Entre
«Diário duma Criada de Quarto» de Luis Buñuel (1963) e «Diário de Uma Criada
de Quarto» de Jean Renoir (1946) existem duas Céléstines – Jeanne Moreau e Paulette
Goddard. Duas irreverências absolutas construídas à medida de cada um dos génios
dos dois realizadores. A Céléstine de Jeanne Moreau é obscura, misteriosa,
senhora de si e de uma densa névoa que a faz sobreviver no casarão para a qual foi
contratada, vivendo entre o seu querer e as circunstâncias com que ali se vai deparando.

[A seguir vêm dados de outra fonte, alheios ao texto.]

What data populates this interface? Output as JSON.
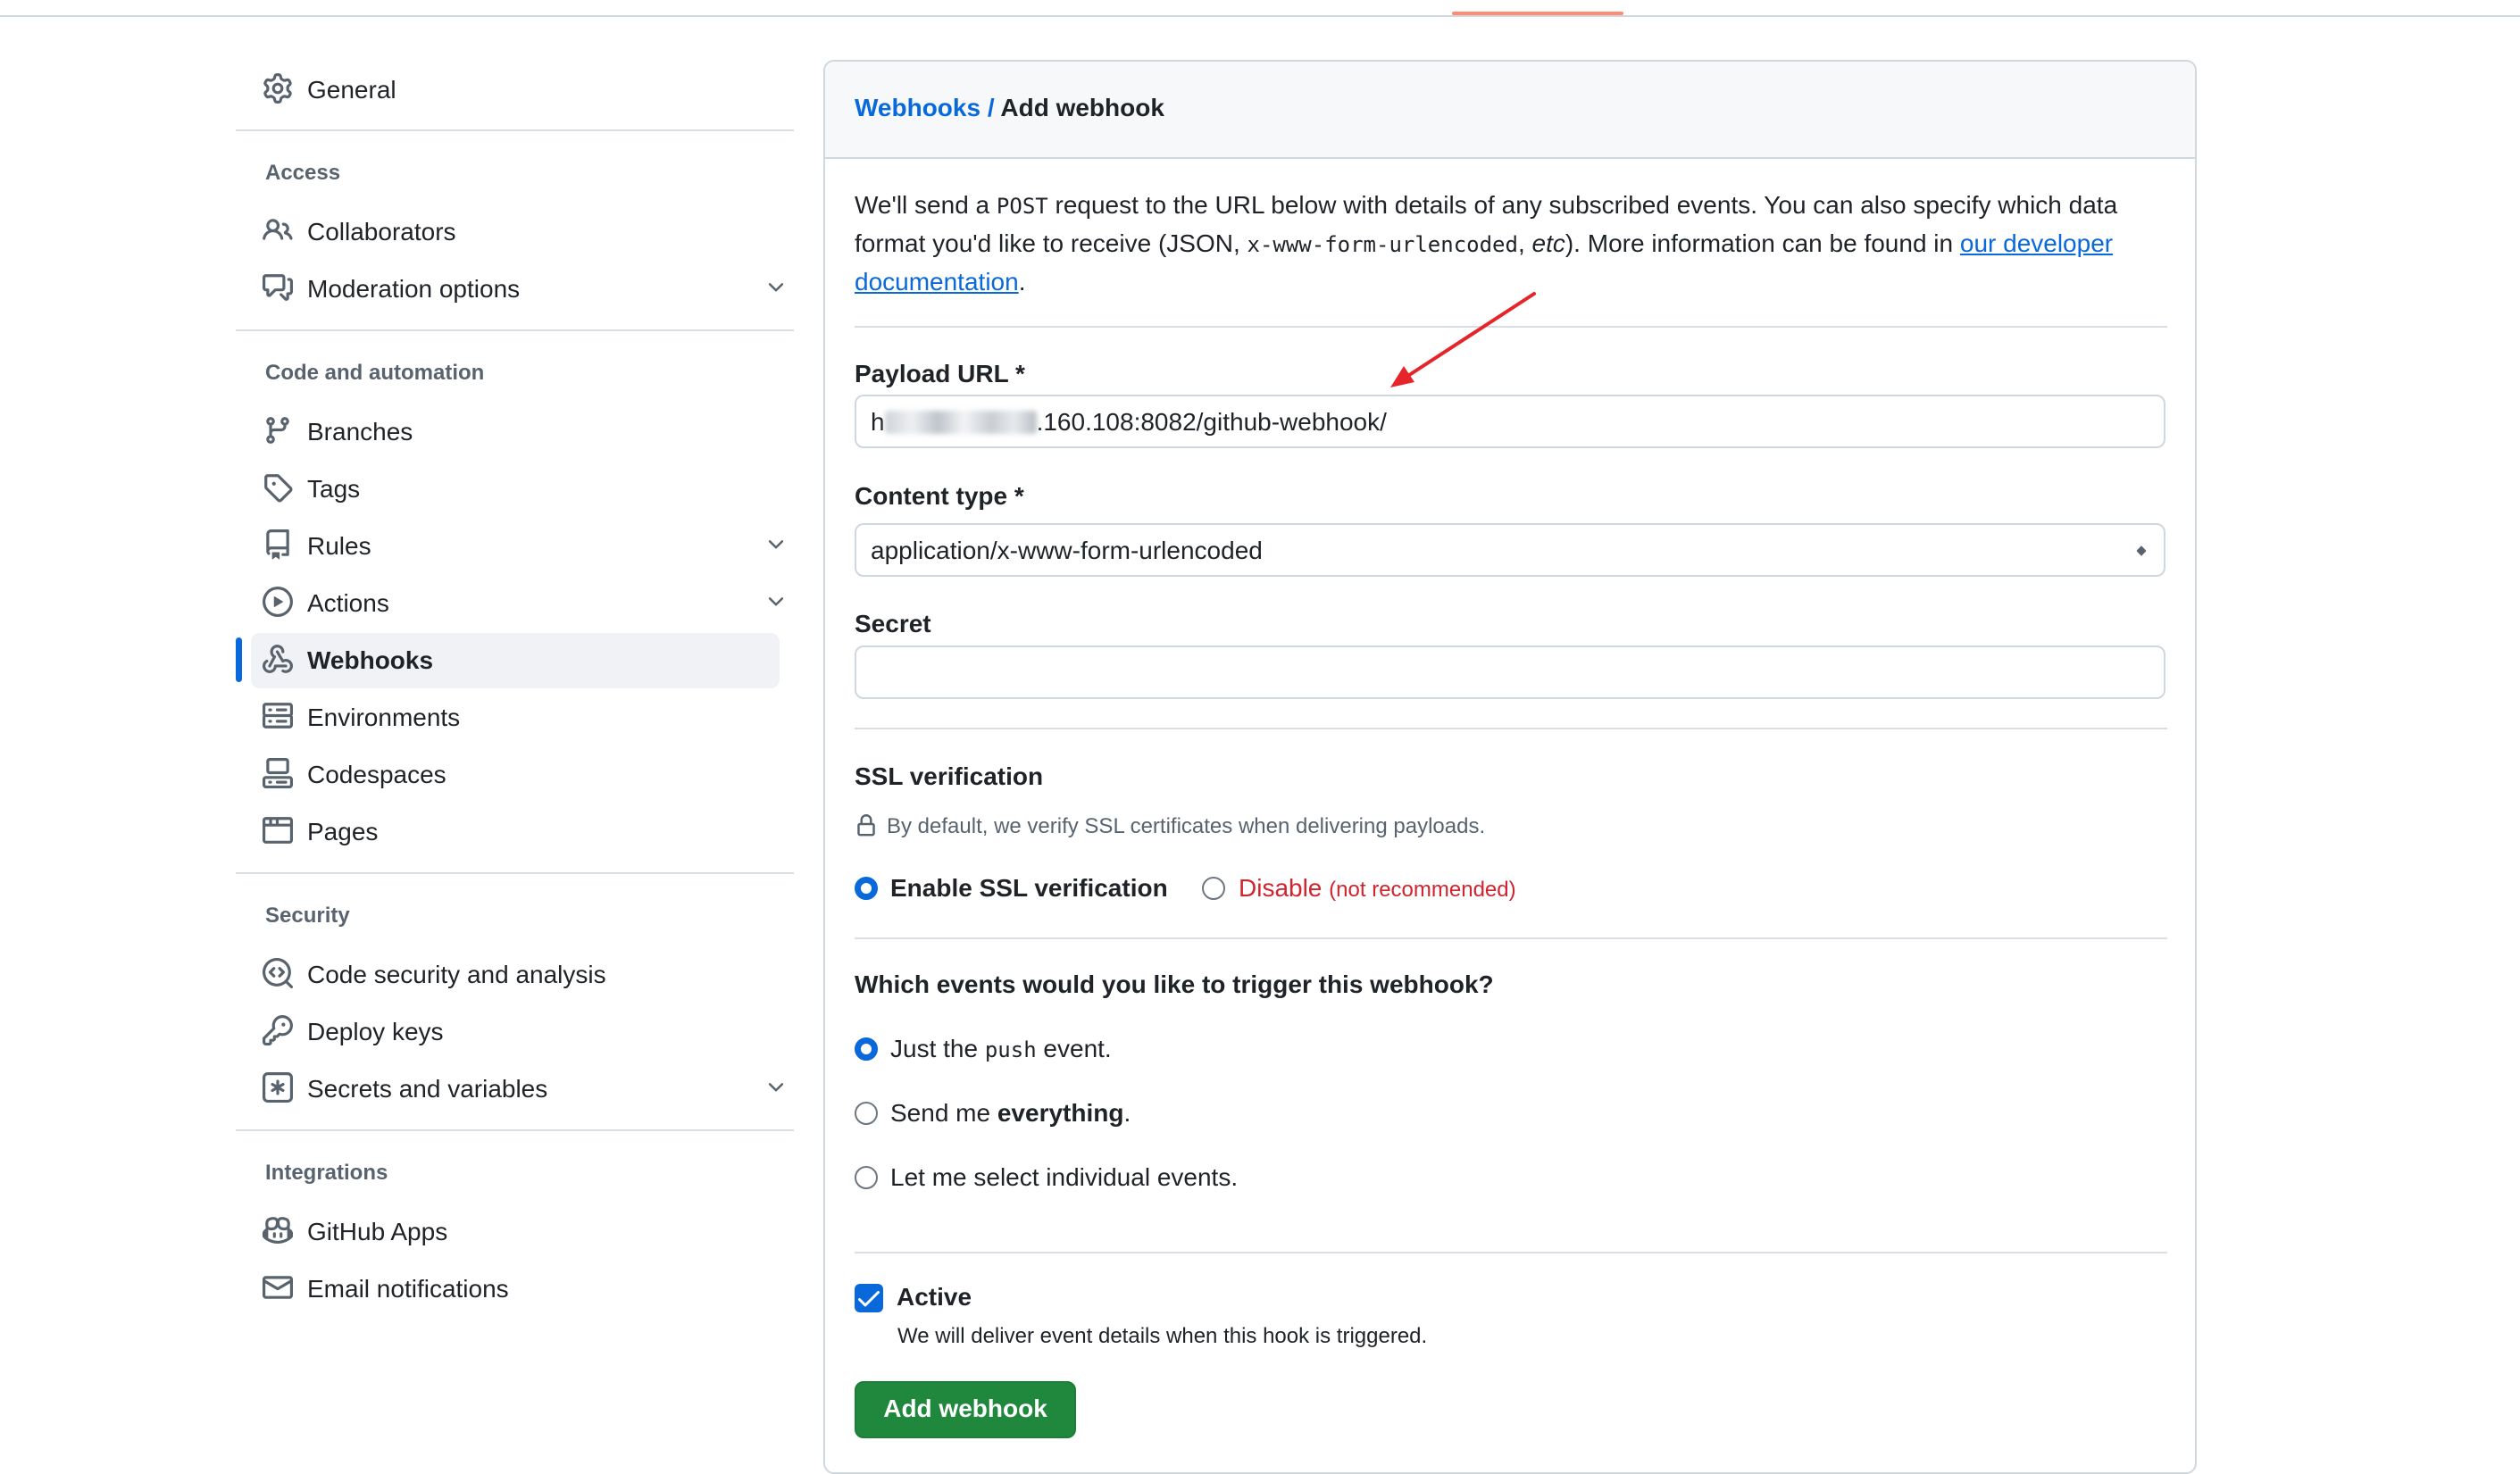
{
  "sidebar": {
    "general": "General",
    "sections": {
      "access": "Access",
      "code_automation": "Code and automation",
      "security": "Security",
      "integrations": "Integrations"
    },
    "items": {
      "collaborators": "Collaborators",
      "moderation": "Moderation options",
      "branches": "Branches",
      "tags": "Tags",
      "rules": "Rules",
      "actions": "Actions",
      "webhooks": "Webhooks",
      "environments": "Environments",
      "codespaces": "Codespaces",
      "pages": "Pages",
      "code_security": "Code security and analysis",
      "deploy_keys": "Deploy keys",
      "secrets": "Secrets and variables",
      "github_apps": "GitHub Apps",
      "email_notifications": "Email notifications"
    },
    "active": "Webhooks"
  },
  "header": {
    "breadcrumb_link": "Webhooks",
    "separator": "/",
    "current": "Add webhook"
  },
  "intro": {
    "p1": "We'll send a ",
    "post": "POST",
    "p2": " request to the URL below with details of any subscribed events. You can also specify which data format you'd like to receive (JSON, ",
    "form_code": "x-www-form-urlencoded",
    "p3": ", ",
    "etc": "etc",
    "p4": "). More information can be found in ",
    "link": "our developer documentation",
    "p5": "."
  },
  "form": {
    "payload_label": "Payload URL *",
    "payload_prefix": "h",
    "payload_value": ".160.108:8082/github-webhook/",
    "content_type_label": "Content type *",
    "content_type_value": "application/x-www-form-urlencoded",
    "secret_label": "Secret",
    "secret_value": ""
  },
  "ssl": {
    "heading": "SSL verification",
    "note": "By default, we verify SSL certificates when delivering payloads.",
    "enable_label": "Enable SSL verification",
    "disable_label": "Disable",
    "disable_note": "(not recommended)",
    "selected": "enable"
  },
  "events": {
    "question": "Which events would you like to trigger this webhook?",
    "opt1_pre": "Just the ",
    "opt1_code": "push",
    "opt1_post": " event.",
    "opt2_pre": "Send me ",
    "opt2_bold": "everything",
    "opt2_post": ".",
    "opt3": "Let me select individual events.",
    "selected": "push"
  },
  "active": {
    "label": "Active",
    "description": "We will deliver event details when this hook is triggered.",
    "checked": true
  },
  "submit_label": "Add webhook",
  "colors": {
    "accent": "#0969da",
    "primary_button": "#1f883d",
    "danger": "#d1242f",
    "annotation_arrow": "#e5252a"
  }
}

Enquanto a Céléstine de Paulette Goddard se declara, jovial e revolucionária, destruidora das velhas máximas decadentes, aristocráticas e monárquicas,
ao ver-se, vinda de Paris, a entrar na velha mansão rural do casal Lanlaire que
se fecham a sete chaves, usando a baixela de prata, na noite de 14 de
Julho, enquanto a aldeia inteira celebra a Bastilha na data festiva.
Apesar
do final ter sido alterado no romance de Octave Mirbeau, colocando
Céléstine a partir de comboio com o filho endinheirado Georges Lanlaire (Hurd
Hatfield) após ver desaparecer o velhaco mordomo Joseph (Francis Lederer). Apesar de tudo,
ela quase sorri pois provavelmente não esquece que este contraiu uma doença que se apresenta mais
ou menos em estado terminal.
É
impossível não reparar como Jean Renoir é um sedutor estético, um provocador social,
de uma libido política exacerbada. Recordo «O Crime do Sr. Lange» (1935), «A
Regra do Jogo» (1939) ou «Helena e os Homens» (1956) – o contrato social é
sempre desmascarado, mesmo profundamente adulterado; a multidão movimenta-se
num permanente bailado operárico instigada pela folia ou instigando o poder
vigente, mas sem nunca esquecer que estão a pisar um palco restricto; e as mulheres surgem
maravilhosamente sedutoras, agentes determinadas da revolta, capazes de derrotar
o sexo forte levando a revolução pelo seu lado mais inusitado e estético.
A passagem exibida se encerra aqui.